Hey guys, thanks for the replies. 

Here's some clarification to your questions. The sound goes missing in both 2 Channel Mode and 2.1 Channel Mode. If I switch to a surround sound mode with processing the sound is back. One of the processing modes is called Semi-Cinema A, B, or C. In this mode the sound is 2.1 and the missing sound appears. However, the sound is not as clear as normal 2.1 or 2 CH mode, it sounds processed. The source files are just MP3's. If I was to play the same MP3's out of my computer speakers which are 2.1 I don't have any missing sounds. I can hear the melody and piano parts of Riders on the Storm just fine from my computer speakers.


----------



## wgmontgomery (Jun 9, 2011)

lofemofe said:


> Hey guys, thanks for the replies.
> 
> Here's some clarification to your questions. The sound goes missing in both 2 Channel Mode and 2.1 Channel Mode. If I switch to a surround sound mode with processing the sound is back. One of the processing modes is called Semi-Cinema A, B, or C. In this mode the sound is 2.1 and the missing sound appears. However, the sound is not as clear as normal 2.1 or 2 CH mode, it sounds processed. The source files are just MP3's. If I was to play the same MP3's out of my computer speakers which are 2.1 I don't have any missing sounds. I can hear the melody and piano parts of Riders on the Storm just fine from my computer speakers.

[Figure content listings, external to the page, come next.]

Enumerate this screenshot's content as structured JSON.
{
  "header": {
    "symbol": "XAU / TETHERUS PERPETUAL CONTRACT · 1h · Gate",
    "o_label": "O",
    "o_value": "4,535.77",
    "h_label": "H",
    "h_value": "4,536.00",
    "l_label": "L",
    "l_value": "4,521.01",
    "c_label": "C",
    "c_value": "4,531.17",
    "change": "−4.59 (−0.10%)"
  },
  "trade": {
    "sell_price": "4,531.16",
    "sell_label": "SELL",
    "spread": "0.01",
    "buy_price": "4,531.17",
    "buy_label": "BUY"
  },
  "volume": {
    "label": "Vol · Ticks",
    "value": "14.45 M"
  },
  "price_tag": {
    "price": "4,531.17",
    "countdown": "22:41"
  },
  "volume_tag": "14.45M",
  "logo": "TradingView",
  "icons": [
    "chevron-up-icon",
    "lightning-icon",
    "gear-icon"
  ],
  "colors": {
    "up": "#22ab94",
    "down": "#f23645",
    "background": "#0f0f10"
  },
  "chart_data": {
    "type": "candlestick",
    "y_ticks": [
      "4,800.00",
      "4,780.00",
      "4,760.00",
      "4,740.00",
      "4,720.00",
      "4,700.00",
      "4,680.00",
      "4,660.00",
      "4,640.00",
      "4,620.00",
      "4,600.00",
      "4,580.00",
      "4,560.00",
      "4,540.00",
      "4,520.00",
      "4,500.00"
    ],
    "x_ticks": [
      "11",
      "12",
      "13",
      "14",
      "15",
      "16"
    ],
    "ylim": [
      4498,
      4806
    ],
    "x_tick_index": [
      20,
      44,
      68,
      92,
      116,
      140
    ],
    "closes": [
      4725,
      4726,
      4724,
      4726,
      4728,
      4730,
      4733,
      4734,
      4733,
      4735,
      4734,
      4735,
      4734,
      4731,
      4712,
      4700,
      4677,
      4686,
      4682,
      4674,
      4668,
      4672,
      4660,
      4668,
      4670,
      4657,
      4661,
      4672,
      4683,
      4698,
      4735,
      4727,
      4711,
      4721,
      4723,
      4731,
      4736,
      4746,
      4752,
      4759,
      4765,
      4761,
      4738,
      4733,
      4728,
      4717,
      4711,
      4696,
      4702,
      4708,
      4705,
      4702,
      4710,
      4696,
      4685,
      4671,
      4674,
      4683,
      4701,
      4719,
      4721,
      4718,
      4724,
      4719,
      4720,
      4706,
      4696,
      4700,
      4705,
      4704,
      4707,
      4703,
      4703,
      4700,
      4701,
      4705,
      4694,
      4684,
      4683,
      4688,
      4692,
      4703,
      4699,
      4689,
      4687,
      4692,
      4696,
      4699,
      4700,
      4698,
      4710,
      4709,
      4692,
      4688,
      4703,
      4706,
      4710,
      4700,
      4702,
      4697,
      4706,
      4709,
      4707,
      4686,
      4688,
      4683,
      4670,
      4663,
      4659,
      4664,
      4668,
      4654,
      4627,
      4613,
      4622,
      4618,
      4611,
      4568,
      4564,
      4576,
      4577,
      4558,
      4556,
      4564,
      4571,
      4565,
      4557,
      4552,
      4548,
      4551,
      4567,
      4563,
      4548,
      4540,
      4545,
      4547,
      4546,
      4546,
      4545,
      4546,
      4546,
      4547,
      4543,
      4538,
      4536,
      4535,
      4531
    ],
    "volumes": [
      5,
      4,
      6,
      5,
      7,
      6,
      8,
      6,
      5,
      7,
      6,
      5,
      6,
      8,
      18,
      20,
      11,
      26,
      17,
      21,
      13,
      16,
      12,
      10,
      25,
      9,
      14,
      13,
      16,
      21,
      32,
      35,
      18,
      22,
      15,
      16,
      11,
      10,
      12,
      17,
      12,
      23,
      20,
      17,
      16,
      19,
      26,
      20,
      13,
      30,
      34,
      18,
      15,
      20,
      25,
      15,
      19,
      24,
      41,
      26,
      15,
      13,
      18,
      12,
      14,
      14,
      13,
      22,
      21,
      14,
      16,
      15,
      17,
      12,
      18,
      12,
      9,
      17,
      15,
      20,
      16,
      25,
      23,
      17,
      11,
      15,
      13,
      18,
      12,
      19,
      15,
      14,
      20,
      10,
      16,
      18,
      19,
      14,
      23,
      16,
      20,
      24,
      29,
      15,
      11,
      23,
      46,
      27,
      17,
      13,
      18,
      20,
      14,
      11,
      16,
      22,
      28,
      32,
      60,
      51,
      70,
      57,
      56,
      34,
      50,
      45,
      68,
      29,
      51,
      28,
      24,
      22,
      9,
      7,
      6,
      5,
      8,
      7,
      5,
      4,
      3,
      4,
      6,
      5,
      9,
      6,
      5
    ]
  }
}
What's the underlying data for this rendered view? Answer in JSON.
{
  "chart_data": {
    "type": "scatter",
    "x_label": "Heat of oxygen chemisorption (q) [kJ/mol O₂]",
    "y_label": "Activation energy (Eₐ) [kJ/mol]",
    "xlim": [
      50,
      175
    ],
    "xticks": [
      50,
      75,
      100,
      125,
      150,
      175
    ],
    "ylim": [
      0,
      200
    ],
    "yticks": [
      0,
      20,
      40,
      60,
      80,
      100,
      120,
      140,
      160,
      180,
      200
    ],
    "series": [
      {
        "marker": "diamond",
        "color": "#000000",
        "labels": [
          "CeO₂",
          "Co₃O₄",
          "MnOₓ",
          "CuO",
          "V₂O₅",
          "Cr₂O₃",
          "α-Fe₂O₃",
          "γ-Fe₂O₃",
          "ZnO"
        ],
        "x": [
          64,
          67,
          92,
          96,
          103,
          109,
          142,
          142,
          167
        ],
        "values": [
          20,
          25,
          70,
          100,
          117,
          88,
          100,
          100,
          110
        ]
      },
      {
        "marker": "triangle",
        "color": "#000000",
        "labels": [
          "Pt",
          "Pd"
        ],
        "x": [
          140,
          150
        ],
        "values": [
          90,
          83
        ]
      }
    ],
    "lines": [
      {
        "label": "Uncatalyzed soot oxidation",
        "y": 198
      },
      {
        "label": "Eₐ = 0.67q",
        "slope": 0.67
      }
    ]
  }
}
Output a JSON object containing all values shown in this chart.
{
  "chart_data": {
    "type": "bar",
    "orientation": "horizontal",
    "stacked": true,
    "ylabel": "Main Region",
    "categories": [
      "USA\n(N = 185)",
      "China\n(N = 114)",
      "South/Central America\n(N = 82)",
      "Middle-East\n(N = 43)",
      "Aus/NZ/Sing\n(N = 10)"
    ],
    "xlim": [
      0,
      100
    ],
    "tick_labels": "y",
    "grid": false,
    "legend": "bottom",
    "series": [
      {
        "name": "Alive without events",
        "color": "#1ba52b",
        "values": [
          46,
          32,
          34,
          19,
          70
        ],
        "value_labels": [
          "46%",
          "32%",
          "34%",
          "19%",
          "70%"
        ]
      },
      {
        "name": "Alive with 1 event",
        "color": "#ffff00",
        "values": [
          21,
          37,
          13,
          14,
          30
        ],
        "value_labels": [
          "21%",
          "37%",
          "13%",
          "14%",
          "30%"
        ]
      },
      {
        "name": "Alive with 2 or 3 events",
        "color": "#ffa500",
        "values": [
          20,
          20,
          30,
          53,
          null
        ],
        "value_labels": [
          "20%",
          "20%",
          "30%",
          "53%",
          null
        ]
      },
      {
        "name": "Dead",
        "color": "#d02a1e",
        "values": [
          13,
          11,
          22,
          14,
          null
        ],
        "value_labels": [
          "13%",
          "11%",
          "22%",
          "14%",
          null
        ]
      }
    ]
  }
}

It may simply be that the various modes are adding emphasis to the song and makes those parts more distinct (*over*-emphasized). :scratch: It would help if I knew the songs. I'll check back after I get moved just in case this is not sorted-out for you by my cohorts. As I stated in the PM, you are in good hands!


----------



## GranteedEV (Aug 8, 2010)

I would try to do two things

1) Remove the TV / Optical connection from the equation. HDMI from computer directly to receiver. If you need video, put it after the receiver via HDMI. 

2) Play around in the digital audio output in the laptop and the playback software. It may be processing the sound right there.


----------



## Dotball (Apr 4, 2012)

lofemofe,

Do the missing melodies play through the center speaker when being played in surround mode?

Do the missing melodies play through the front l/r when being played in surround mode?

You may need to disconnect speakers to confirm this.

I'm thinking the processor is playing them through the center channel which is non existent in 2.1 mode.

Cheers,

BTW put your speaker cables back in phase.


----------



## lofemofe (Jul 29, 2012)

GranteedEV said:


> I would try to do two things
> 
> 1) Remove the TV / Optical connection from the equation. HDMI from computer directly to receiver. If you need video, put it after the receiver via HDMI.
> 
> 2) Play around in the digital audio output in the laptop and the playback software. It may be processing the sound right there.


Thanks for the reply. I don't have HDMI in the receiver. It's an old receiver. If I play the song directly off my laptop I CAN hear the missing sounds.


----------